Some of the popular mega-cap companies suffered even worse last month. For example, Apple (AAPL) fell almost 9%. And Nvidia (NVDA) tumbled roughly 12%.
Put simply… it was ugly across the board.
Now, I get it…
When stocks are falling, even the strongest-willed investors can get nervous. It might feel like you’d be better off taking all your money out of stocks and sitting on the sidelines.
But as I’ll explain today, stock weakness in September is more common than you think. And more importantly, as investors, we shouldn’t let the “September effect” scare us away…
In fact, the Wall Street Journal tried to warn folks on September 1 of this year. That day, the financial publication discussed a report about the S&P 500’s historical returns…
According to market-research firm CFRA Research, the S&P 500 has fallen an average of about 0.7% during September since 1945. That’s by far the worst month for stocks overall.
Fortunately, September is now in the rearview mirror. And here’s the better news…
Two of the best months for stocks are right around the corner.
According to CFRA’s report, November and December are historically two of the best months for stocks. The S&P 500 has averaged roughly 1.5% gains in each month since 1945.
Take a look…
In short, history tells us we can expect strong gains for stocks in the months ahead.
It’s also worth noting that the S&P 500 fell a lot more than average this September. So on the flip side, stocks could also rally a lot more than average in November and December.
And keep in mind that things are still looking good overall this year…
The S&P 500 is still up about 10% in 2023. Even after a brutal September, the index is still roughly in line with its 10% average annual return from 1957 through the end of 2022.
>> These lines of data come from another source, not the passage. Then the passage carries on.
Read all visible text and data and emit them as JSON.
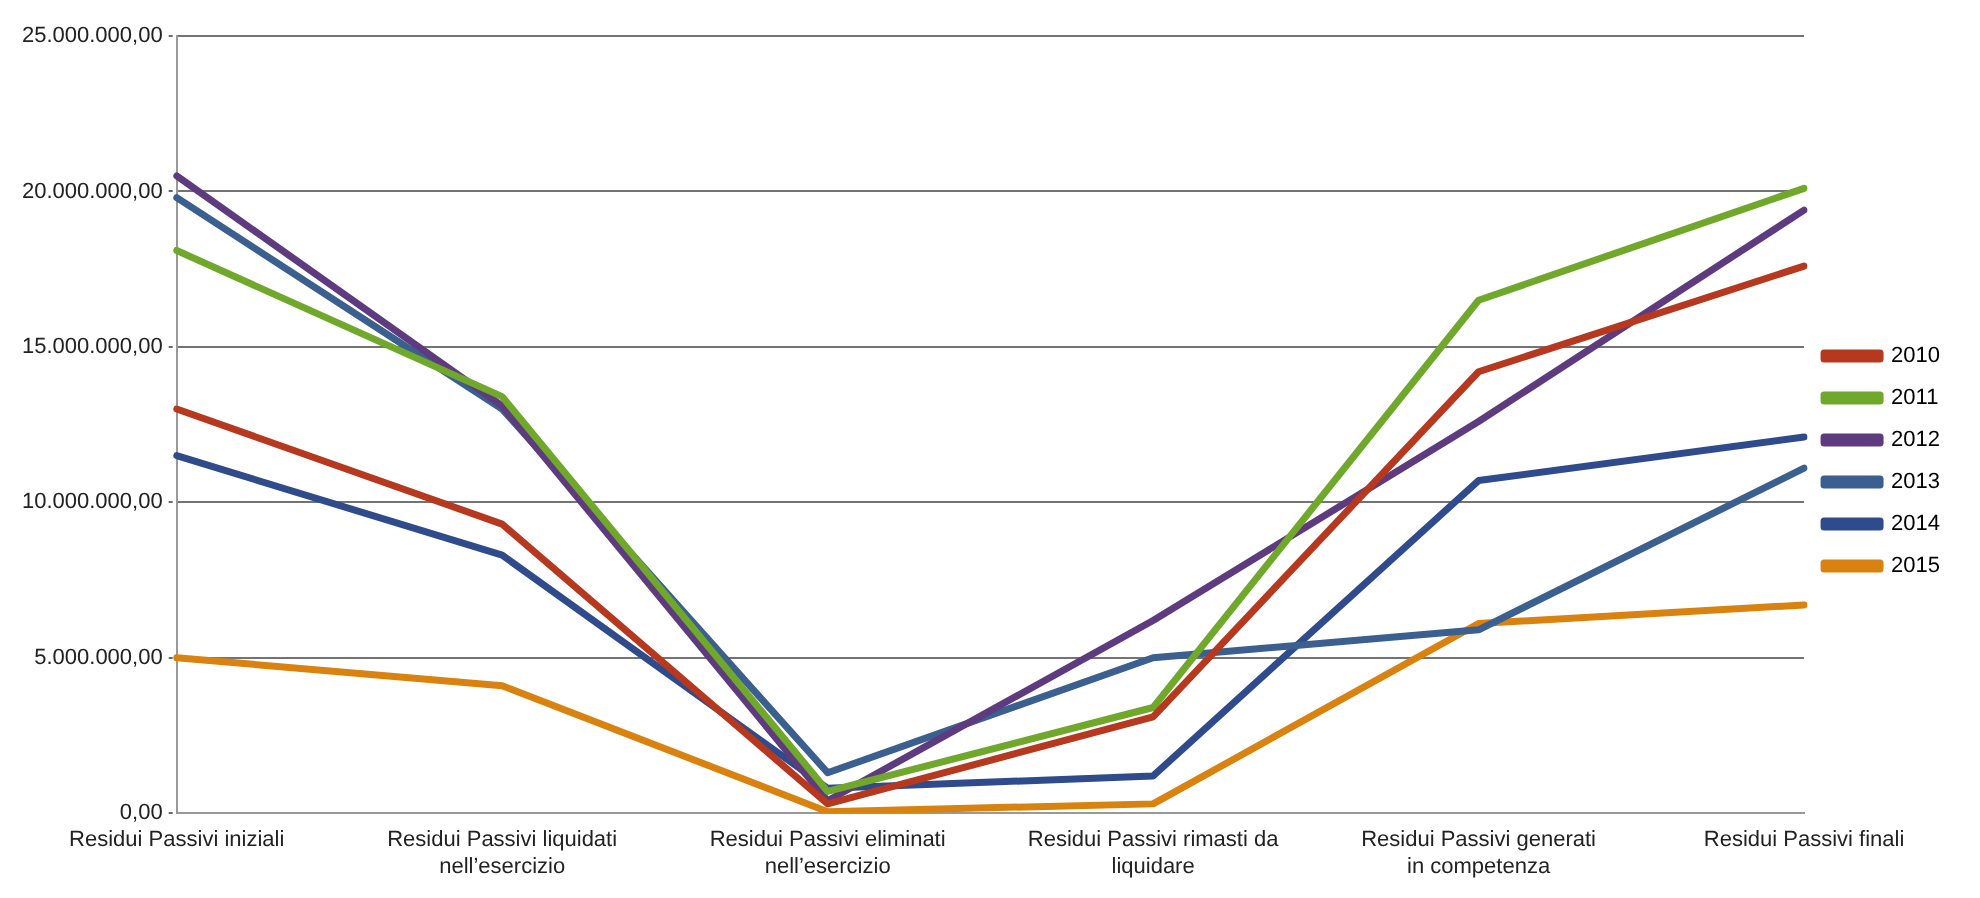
{
  "chart_data": {
    "type": "line",
    "categories": [
      "Residui Passivi iniziali",
      "Residui Passivi liquidati nell’esercizio",
      "Residui Passivi eliminati nell’esercizio",
      "Residui Passivi rimasti da liquidare",
      "Residui Passivi generati in competenza",
      "Residui Passivi finali"
    ],
    "series": [
      {
        "name": "2010",
        "color": "#b5381f",
        "values": [
          13000000,
          9300000,
          300000,
          3100000,
          14200000,
          17600000
        ]
      },
      {
        "name": "2011",
        "color": "#6fa82a",
        "values": [
          18100000,
          13400000,
          700000,
          3400000,
          16500000,
          20100000
        ]
      },
      {
        "name": "2012",
        "color": "#5e3a7e",
        "values": [
          20500000,
          13100000,
          400000,
          6200000,
          12600000,
          19400000
        ]
      },
      {
        "name": "2013",
        "color": "#3b5f8e",
        "values": [
          19800000,
          13000000,
          1300000,
          5000000,
          5900000,
          11100000
        ]
      },
      {
        "name": "2014",
        "color": "#2f4b8c",
        "values": [
          11500000,
          8300000,
          800000,
          1200000,
          10700000,
          12100000
        ]
      },
      {
        "name": "2015",
        "color": "#d9820f",
        "values": [
          5000000,
          4100000,
          50000,
          300000,
          6100000,
          6700000
        ]
      }
    ],
    "ylim": [
      0,
      25000000
    ],
    "yticks": [
      {
        "value": 0,
        "label": "0,00"
      },
      {
        "value": 5000000,
        "label": "5.000.000,00"
      },
      {
        "value": 10000000,
        "label": "10.000.000,00"
      },
      {
        "value": 15000000,
        "label": "15.000.000,00"
      },
      {
        "value": 20000000,
        "label": "20.000.000,00"
      },
      {
        "value": 25000000,
        "label": "25.000.000,00"
      }
    ],
    "grid": "y",
    "legend": "right",
    "marker": "none",
    "line_style": "solid"
  }
}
In the end, my message is simple…
Stocks are suffering through a rough patch right now. September was especially bad.
But history tells us to expect better results in November and December. And we have the data to prove it.
It’s more important than ever to rely on data and technology during uncertain times.
To that point, we’re fortunate to have the Power Gauge as our guiding light. With the system leading the way, we’ll stick to our guns and stay the course for now.
Don’t let short-term market volatility cause you to lose sight of the big picture.